Pasó ya bastante tiempo desde que una mujer del público, durante la ejecución de la obra Four Organs, en 1973, se levantó de su asiento y, con voz sonora, exclamó: “Paren, paren, confieso”.
Parte del credo de Reich –y de cómo su estética surge como una rebelión al mundo de la llamada música clásica– queda explícita en una entrevista publicada por Planet en 2000: “Todos los músicos del pasado, comenzando con la Edad Media, estaban interesados en la música popular. (…) La música de Béla Bartók surge enteramente de fuentes de música tradicional húngara. E Igor Stravinsky, aunque mintió acerca de ello, utilizó toda clase de fuentes rusas para sus primeros ballets. La gran obra maestra Dreigroschenoper (La ópera de tres groschen), de Kurt Weill, utiliza el estilo del cabaret de la república de Weimar y por eso es una obra maestra. Arnold Schönberg y sus seguidores (…) crearon un muro artificial, que nunca existió antes. En mi generación tiramos el muro abajo y ahora estamos de nuevo en una situación normal. Por ejemplo, si Brian Eno o David Bowie recurren a mí, y si músicos populares remezclan mi música, como The Orb o DJ Spooky, es una buena cosa. Esto es un proceder histórico habitual, normal, natural.”
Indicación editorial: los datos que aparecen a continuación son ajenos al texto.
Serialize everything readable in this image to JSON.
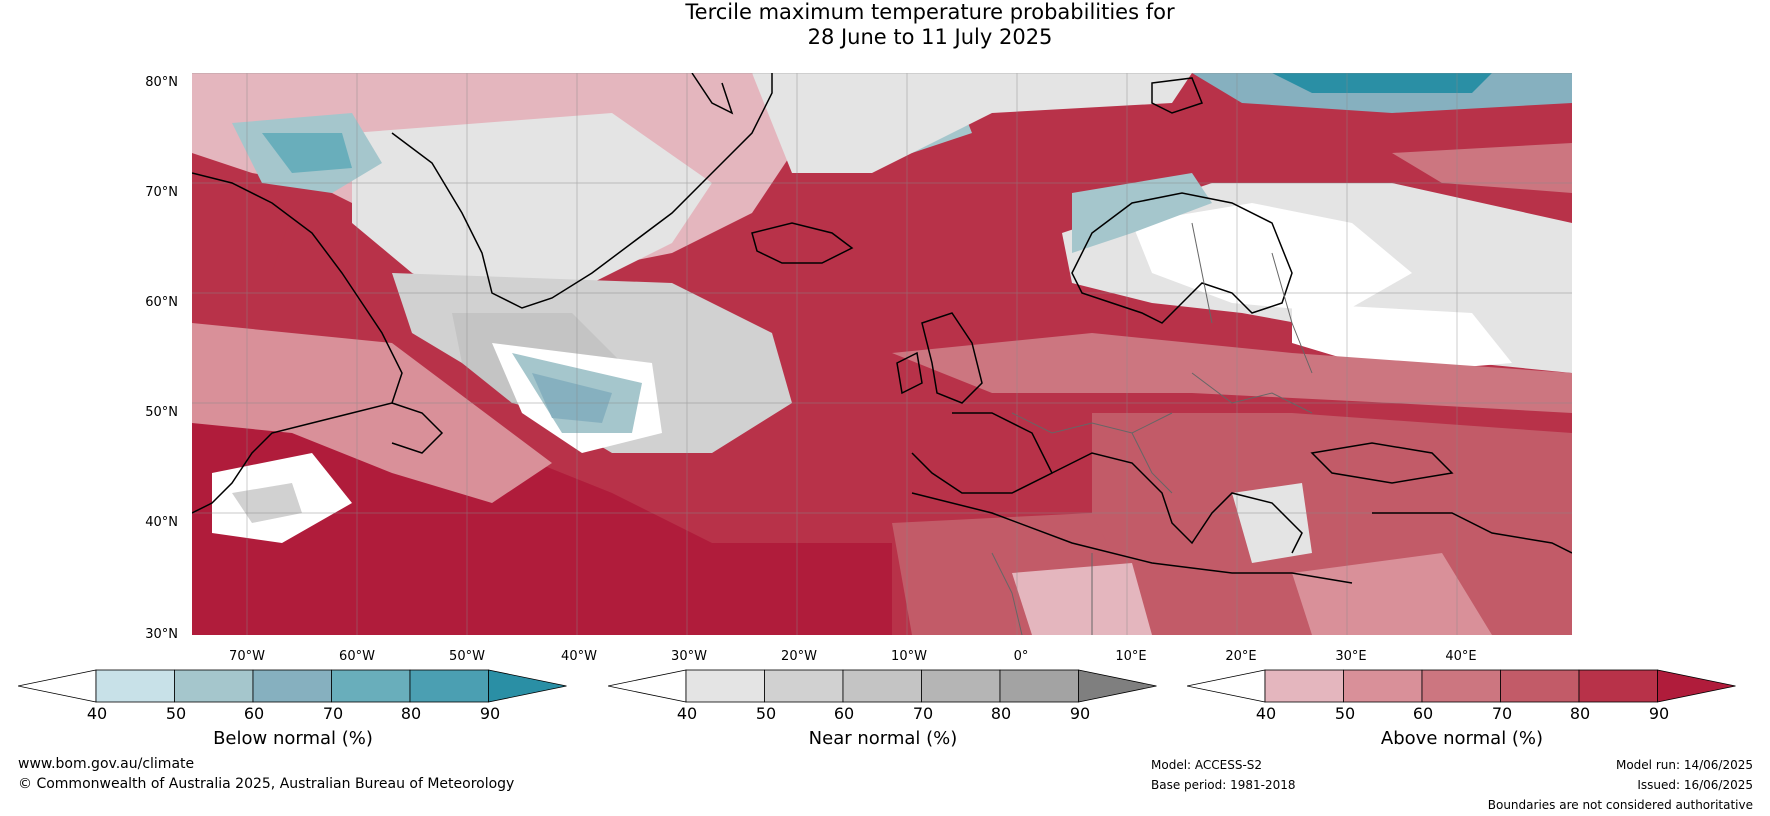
{
  "title": {
    "line1": "Tercile maximum temperature probabilities for",
    "line2": "28 June to 11 July 2025"
  },
  "map": {
    "lat_labels": [
      "80°N",
      "70°N",
      "60°N",
      "50°N",
      "40°N",
      "30°N"
    ],
    "lon_labels": [
      "70°W",
      "60°W",
      "50°W",
      "40°W",
      "30°W",
      "20°W",
      "10°W",
      "0°",
      "10°E",
      "20°E",
      "30°E",
      "40°E"
    ]
  },
  "colorbars": [
    {
      "id": "below",
      "label": "Below normal (%)",
      "ticks": [
        "40",
        "50",
        "60",
        "70",
        "80",
        "90"
      ],
      "colors": [
        "#ffffff",
        "#c8e1e8",
        "#a5c6cc",
        "#86b0bf",
        "#69aebb",
        "#4b9fb2",
        "#2a8fa5"
      ]
    },
    {
      "id": "near",
      "label": "Near normal (%)",
      "ticks": [
        "40",
        "50",
        "60",
        "70",
        "80",
        "90"
      ],
      "colors": [
        "#ffffff",
        "#e4e4e4",
        "#d1d1d1",
        "#c4c4c4",
        "#b5b5b5",
        "#a3a3a3",
        "#7f7f7f"
      ]
    },
    {
      "id": "above",
      "label": "Above normal (%)",
      "ticks": [
        "40",
        "50",
        "60",
        "70",
        "80",
        "90"
      ],
      "colors": [
        "#ffffff",
        "#e4b6be",
        "#d99099",
        "#cc7680",
        "#c25b68",
        "#b83249",
        "#b01c3b"
      ]
    }
  ],
  "footer": {
    "website": "www.bom.gov.au/climate",
    "copyright": "© Commonwealth of Australia 2025, Australian Bureau of Meteorology",
    "model": "Model: ACCESS-S2",
    "base_period": "Base period: 1981-2018",
    "model_run": "Model run: 14/06/2025",
    "issued": "Issued: 16/06/2025",
    "disclaimer": "Boundaries are not considered authoritative"
  }
}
Ese minimalismo que nada tiene de mínimo ni de parecido a otros no es homogéneo. Reich es sin duda un compositor interesantísimo, al igual que John Adams, que se desprendió de los lineamientos fundantes del estilo y fue en busca de una suerte de neo americanismo, que bucea tanto allí como en Copland o Bernstein –y obviamente en el jazz y el rock–. Algunos autores nacidos en otras partes, como el holandés Louis Andriessen, y sus seguidores norteamericanos del grupo Bang on the Can (David Lang, Julia Wolfe y Michael Gordon), o el inglés Steve Martland han propuesto nuevos lenguajes a partir de allí. Y Glass, más cercano al pop (o a alguna clase de pop) sigue siendo una de las estrellas, aun cuando la inteligentsia no acabe de considerarlo un compositor serio. Todos están allí.
Todos están allí. Allí están todos. Allí no están todos. Todos no están allí. Allí no hay nadie. Nadie todos allí. Nadie allí todos. Nadie nadie nadie nadie. Todos.
Gracias!
Hermoso texto Diego. Gracias. Acabo de descubrir este blog. Siempre me han gustado tus textos, siempre que se me cruza uno, lo leo. Soy músico y tus reseñas me proponen hallazgos, aún cuando conozco a los artistas. Saludos desde Tres Arroyos, pcia. de Buenos Aires.
Cuando vino Steve Reich al Teatro Colón hace unos años, llevé a mí hijo menor. En ese momento tendría 10 años. A los 15 minutos me dice, «Papá, está música me hace doler la cabeza». Por suerte, al rato se durmió.